Production-ready Docker images for serving multimodal models with vLLM-Omni on AWS. Built on Amazon Linux 2023 with ongoing security patching.

Supports text-to-speech, audio generation, image generation, video generation, and multimodal chat through OpenAI-compatible APIs.

Images¶

Platform	Image	Default Port
EC2 / EKS	`public.ecr.aws/deep-learning-containers/vllm:omni-cuda`	8080
Amazon SageMaker AI	`public.ecr.aws/deep-learning-containers/vllm:omni-sagemaker-cuda`	8080

All images are also available on the ECR Public Gallery. For private ECR URIs, see Image Access.

Supported Modalities¶

Modality	Route	Example Models
Text-to-Speech	`/v1/audio/speech`	Qwen3-TTS-1.7B, CosyVoice3-0.5B
Audio Generation	`/v1/audio/generate`	Stable-Audio-Open-1.0
Image Generation	`/v1/images/generations`	FLUX.2-klein-4B, ERNIE-Image-Turbo
Video Generation (async)	`/v1/videos`	Wan2.1-T2V-1.3B, Wan2.1-VACE-1.3B
Video Generation (sync)	`/v1/videos/sync`	Wan2.1-T2V-1.3B, Wan2.1-VACE-1.3B
Multimodal Chat	`/v1/chat/completions`	Qwen2.5-Omni-3B

What's Included¶

In addition to vLLM-Omni and its core stack (PyTorch, CUDA 13.0, NCCL, Python 3.12), the images bundle:

FlashInfer — fused attention kernels with precompiled cubins for fast cold start
DeepEP — expert-parallel kernels for large MoE models
LMCache + NIXL — KV-cache offloading and disaggregated prefill/decode
runai-model-streamer — stream model weights directly from S3 or GCS
EFA and OpenMPI — high-throughput multi-node networking on supported instances
espeak-ng and ffmpeg — system-level dependencies for TTS phonemizer and audio/video encoding

The SageMaker image additionally includes a routing middleware that dispatches /invocations to omni-specific routes (TTS, image, video, etc.) via the CustomAttributes header. See Amazon SageMaker AI Deployment.

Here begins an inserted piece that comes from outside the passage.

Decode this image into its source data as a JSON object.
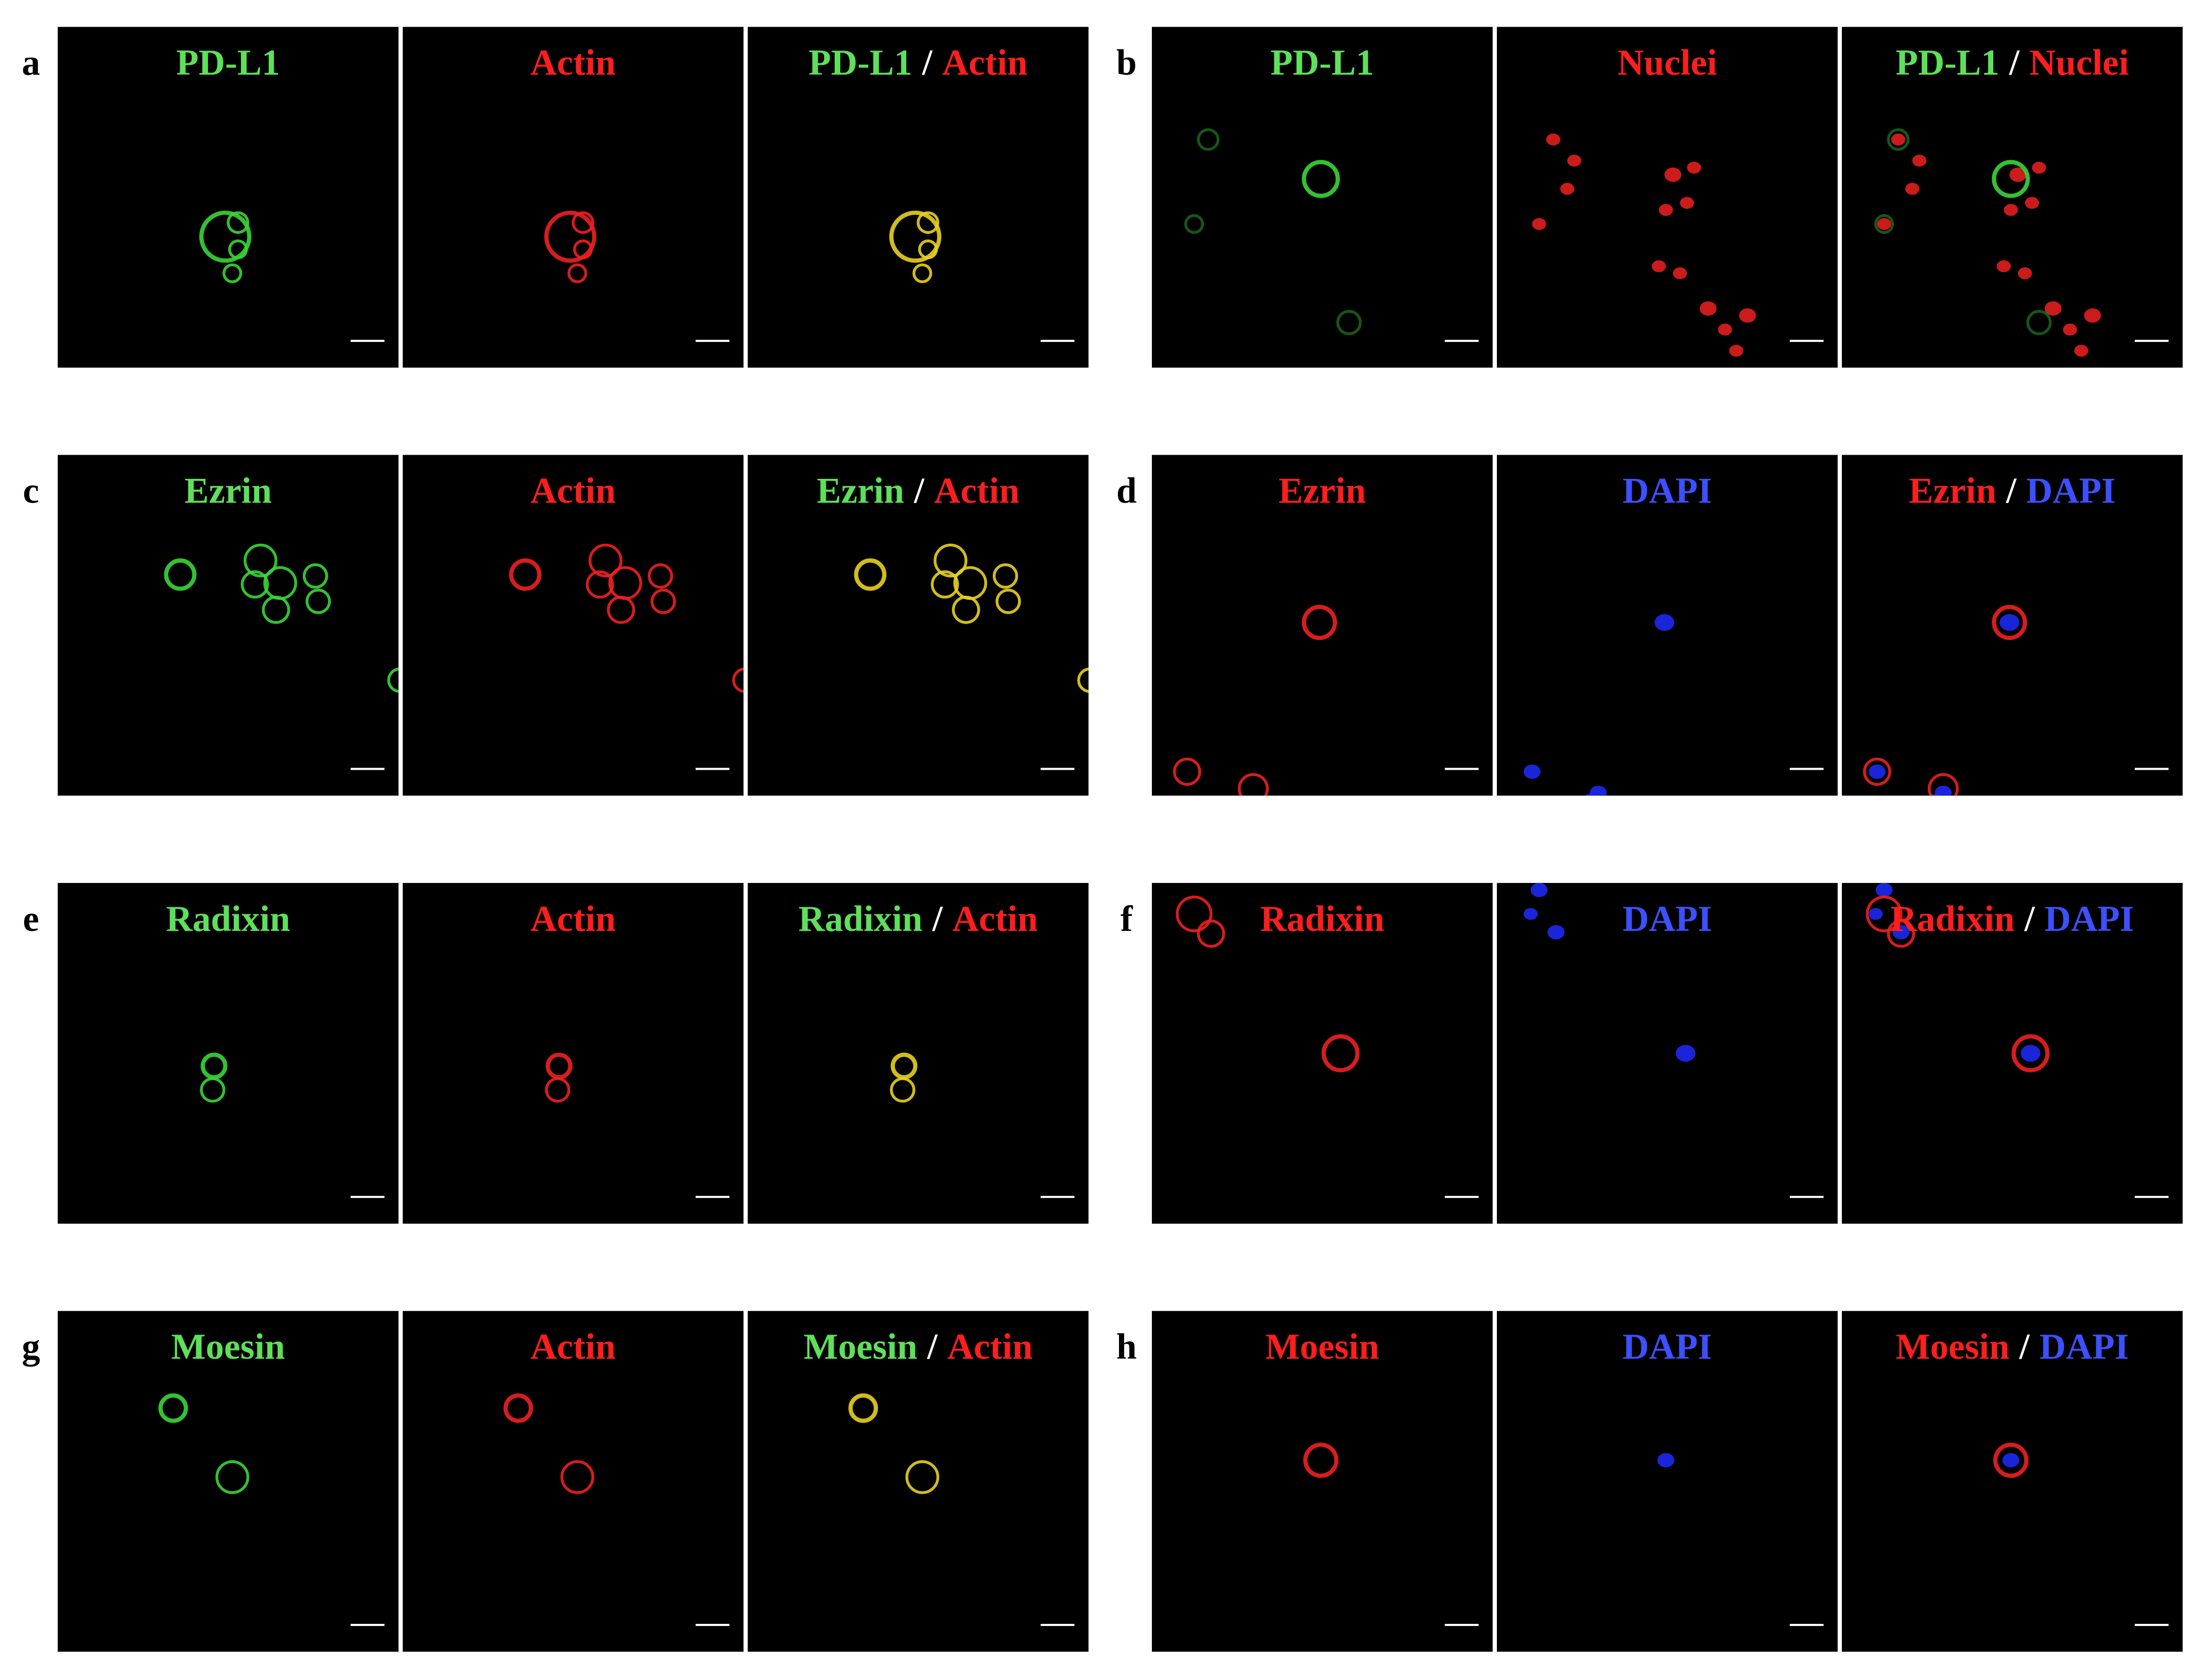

CUDA Forward Compatibility¶

The images use CUDA 13.0, which requires NVIDIA driver 580+ on the host. On hosts with older datacenter drivers, set -e VLLM_ENABLE_CUDA_COMPATIBILITY=1 to enable the bundled CUDA 13 forward-compat layer.

How We Build¶

These images are curated builds tracking the vLLM-Omni project:

Built from upstream releases — images track vLLM-Omni releases, each gated by our regression test suite before publication.
Regression-tested — validated against a suite of multimodal models on every release. See Supported Models for the full list.
Security-patched — continuously maintained with security patches from AWS on an Amazon Linux 2023 base.